- Born: 13 October 1965 (age 60) Lyons, New York, United States
- Education: Babson College (B.A.)
- Labels: Michael Bastian; GANT by Michael Bastian; Michael Bastian for Randolph Engineering; Havaianas + Michael Bastian; Stubbs & Wootton by Michael Bastian;
- Spouse: Michael Vasquez (married 2017 - present)
- Awards: See accolades

= Michael Bastian =

American fashion designer

Michael Bastian (born October 13, 1965), is an American fashion designer known for his work at Brooks Brothers, GANT, and his eponymous brand. He was the CFDA Menswear Designer of the Year in 2011. As of December 2020, Bastian was the creative director of Brooks Brothers.

==Early life and education==
Bastian was born in 1965 in Lyons, New York. In 2010, he told The Daily Front Row that he grew up with a rifle, working at a Jamesway in the sporting-goods department selling ammo. He graduated from Babson College in Wellesley, Massachusetts.

==Career==
After college, Bastian moved to New York City, where his first job was as an assistant buyer at Abraham & Straus. This was followed by positions within Sotheby's, Tiffany & Co., Polo Ralph Lauren, and most recently, Bergdorf Goodman, where he was the men's fashion director for five years. It was this experience that led him to launch in 2006 his own menswear line. It was produced under a licensing agreement with Italian cashmere label Brunello Cucinelli. The agreement was terminated at the end of 2010.

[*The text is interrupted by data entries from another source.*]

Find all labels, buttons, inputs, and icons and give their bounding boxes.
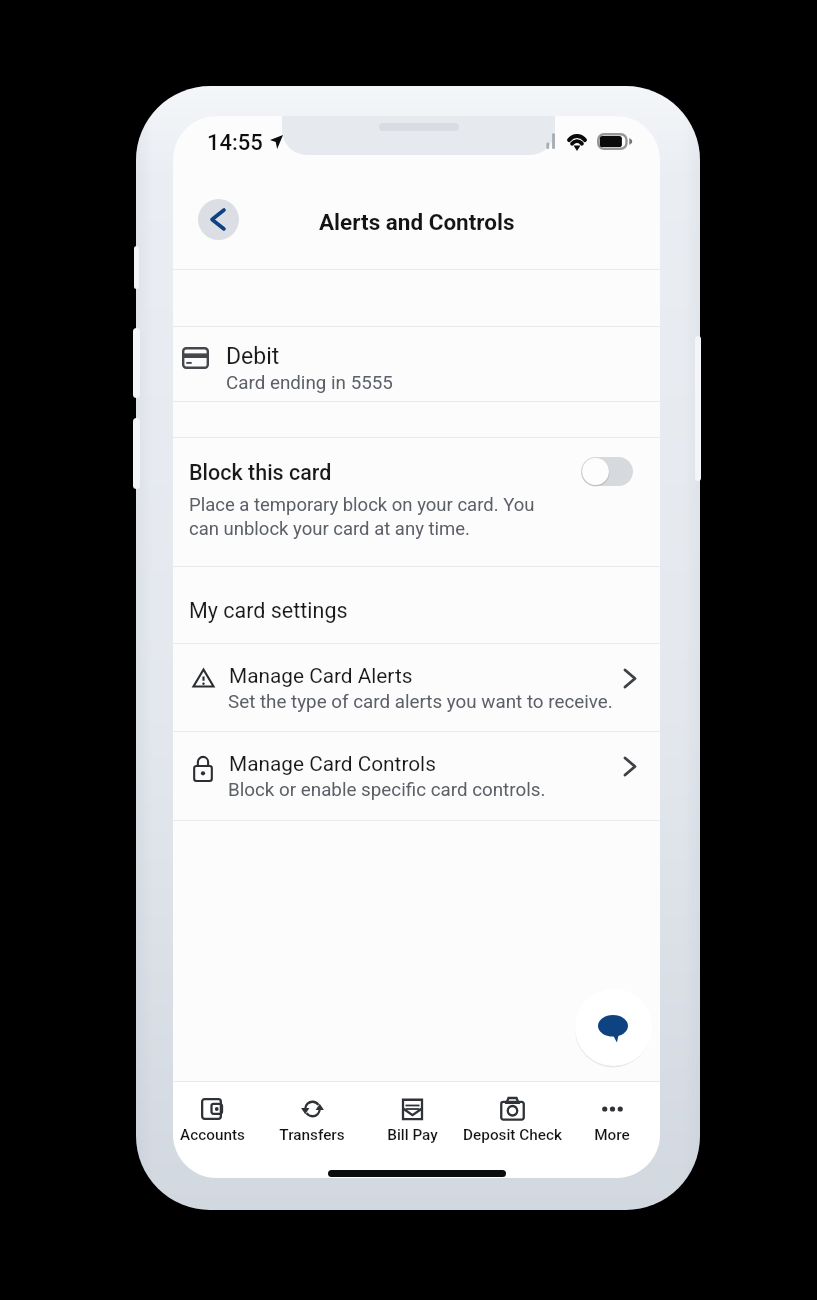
staticText: Place a temporary block on your card. Yo…	[189, 494, 535, 516]
staticText: More	[594, 1126, 630, 1144]
staticText: Deposit Check	[463, 1126, 562, 1144]
button[interactable]: Manage Card Controls	[173, 732, 660, 819]
staticText: Block this card	[189, 460, 332, 485]
staticText: can unblock your card at any time.	[189, 518, 470, 540]
button[interactable]: Chat	[575, 989, 652, 1066]
staticText: My card settings	[189, 598, 348, 623]
button[interactable]: Transfers	[262, 1082, 362, 1162]
button[interactable]: Debit	[173, 327, 660, 401]
staticText: Transfers	[279, 1126, 345, 1144]
staticText: Card ending in 5555	[226, 372, 393, 394]
button[interactable]: More	[562, 1082, 660, 1162]
staticText: Debit	[226, 343, 280, 370]
staticText: Alerts and Controls	[319, 209, 515, 235]
button[interactable]: Deposit Check	[462, 1082, 562, 1162]
staticText: Manage Card Controls	[229, 752, 436, 776]
staticText: Accounts	[180, 1126, 245, 1144]
button[interactable]: Bill Pay	[362, 1082, 462, 1162]
button[interactable]: Manage Card Alerts	[173, 644, 660, 731]
staticText: Block or enable specific card controls.	[228, 779, 546, 801]
staticText: 14:55	[207, 130, 263, 156]
staticText: Set the type of card alerts you want to …	[228, 691, 613, 713]
button[interactable]: Accounts	[173, 1082, 262, 1162]
staticText: Manage Card Alerts	[229, 664, 413, 688]
button[interactable]: Block this card toggle	[581, 457, 633, 486]
button[interactable]: Back	[198, 199, 239, 240]
staticText: Bill Pay	[387, 1126, 438, 1144]
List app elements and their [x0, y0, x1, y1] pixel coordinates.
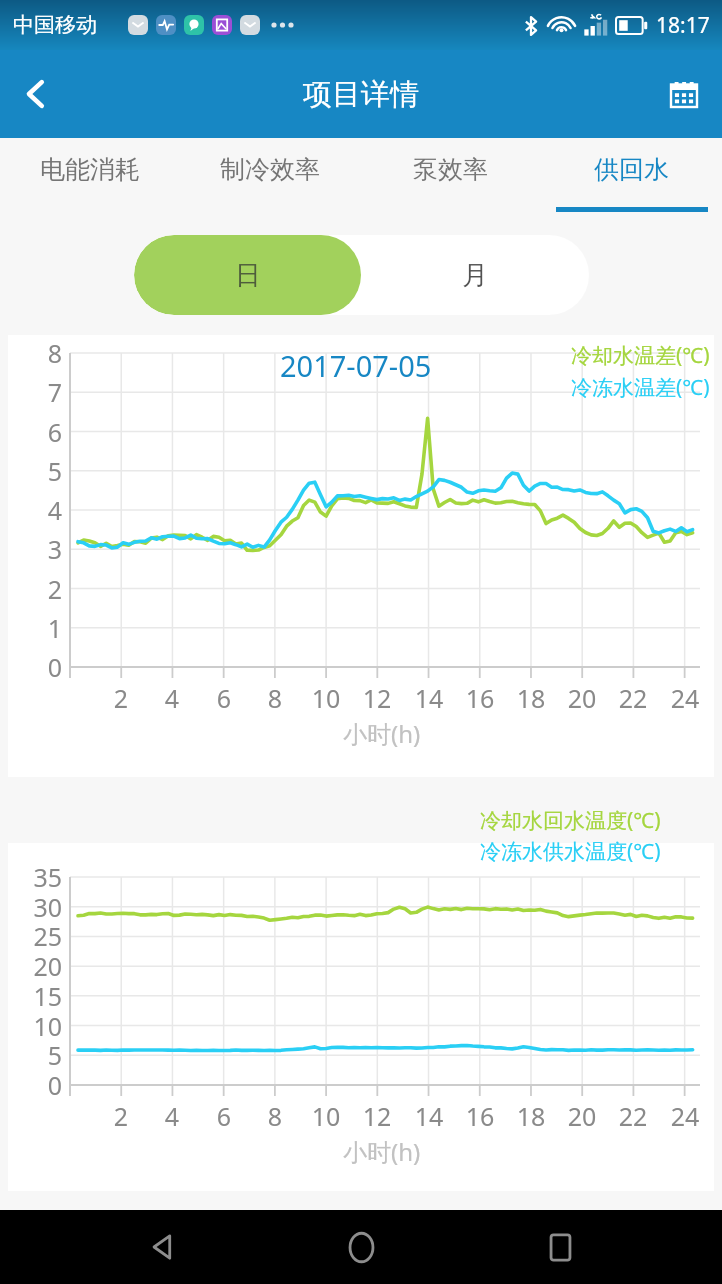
staticText: 12: [358, 1099, 396, 1133]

In 2010, a collaboration with GANT was launched. The line, "GANT by Michael Bastian", has since expanded to include womenswear. The collection is distributed in over 60 countries worldwide, in both GANT stores and independent retailers.

The next year, Bastian launched two new collaborations: with Randolph Engineering under the name Michael Bastian for Randolph Engineering, and with Brazilian brand Havaianas. He created a collection of 15 variations on current and vintage Randolph Engineering models for the label. For Havaianas, Bastian created four limited edition styles under the name "Havaianas + Michael Bastian".

In 2013, Bastian was again nominated for CFDA Menswear Designer of the Year, but the award eventually went to Thom Browne.

On December 1, 2020, Bastian was introduced as the creative director of American label Brooks Brothers.

==Accolades==

| Year | Nominee / work | Award | Result |
| 2008 | Michael Bastian | CFDA Fashion Awards: Menswear Designer of the Year | Nominated |
| 2009 | CFDA Fashion Awards: Menswear Designer of the Year | Nominated |
| 2010 | CFDA Fashion Awards: Menswear Designer of the Year | Nominated |
| 2011 | CFDA Fashion Awards: Menswear Designer of the Year | Won |
| 2012 | GMHC Fashion Forward: Style Vault Award | Won |
| 2013 | CFDA Fashion Awards: Menswear Designer of the Year | Nominated |

==Personal life==
Bastian and his husband are residents of New York City. Although he knows how to operate a handgun, he has expressed he has never fired one.